Aims. The goal of this work is to study the formation of rocky planets by dry pebble accretion from self-consistent dust-growth models. In particular, we aim to compute the maximum core mass of a rocky planet that can sustain a thin H-He atmosphere to account for the second peak of the Kepler size distribution.

Methods. We simulate planetary growth by pebble accretion inside the ice line. The pebble flux is computed self-consistently from dust growth by solving the advection–diffusion equation for a representative dust size. Dust coagulation, drift, fragmentation, and sublimation at the water ice line are included. The disc evolution is computed solving the vertical and radial structure for standard $\alpha$-discs with photoevaporation from the central star. The planets grow from a moon-mass embryo by silicate pebble accretion and gas accretion. We perform a parameter study to analyse the effect of a different initial disc mass, $\alpha$-viscosity, disc metallicity, and embryo location. We also test the effect of considering migration versus an in situ scenario. Finally, we compute atmospheric mass loss due to evaporation over 5 Gyr of evolution.
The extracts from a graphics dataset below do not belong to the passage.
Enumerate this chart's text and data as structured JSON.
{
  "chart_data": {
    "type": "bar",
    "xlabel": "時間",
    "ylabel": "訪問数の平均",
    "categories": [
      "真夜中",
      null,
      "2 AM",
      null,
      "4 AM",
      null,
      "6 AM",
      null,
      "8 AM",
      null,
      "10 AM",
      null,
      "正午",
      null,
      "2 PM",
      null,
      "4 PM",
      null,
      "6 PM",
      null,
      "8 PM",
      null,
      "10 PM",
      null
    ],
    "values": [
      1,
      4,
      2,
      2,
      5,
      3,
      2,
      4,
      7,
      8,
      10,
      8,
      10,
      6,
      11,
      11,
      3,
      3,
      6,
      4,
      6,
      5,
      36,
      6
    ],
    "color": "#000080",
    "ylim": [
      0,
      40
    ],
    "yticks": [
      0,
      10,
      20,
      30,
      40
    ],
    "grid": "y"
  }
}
Results. We find that inside the ice line, the fragmentation barrier determines the size of pebbles, which leads to different planetary growth patterns for different disc viscosities. We also find that in this inner disc region, the pebble isolation mass typically decays to values below 5 $M_{\oplus}$ within the first million years of disc evolution, limiting the core masses to that value. After computing atmospheric mass loss, we find that planets with cores below ~4 $M_{\oplus}$ become completely stripped of their atmospheres, and a few 4–5 $M_{\oplus}$ cores retain a thin atmosphere that places them in the “gap” or second peak of the Kepler size distribution. In addition, a few rare objects that form in extremely low-viscosity discs accrete a core of 7 $M_{\oplus}$ and equal envelope mass, which is reduced to 3–5 $M_{\oplus}$ after evaporation. These objects end up with radii of ~6–7 $R_{\oplus}$.

Conclusions. Overall, we find that rocky planets form only in low-viscosity discs ($\alpha \leq 10^{−4}$). When $\alpha \geq 10^{−3}$, rocky objects do not grow beyond 1 Mars mass. For the successful low-viscosity cases, the most typical outcome of dry pebble accretion is terrestrial planets with masses spanning from that of Mars to ~4 $M_{\oplus}$.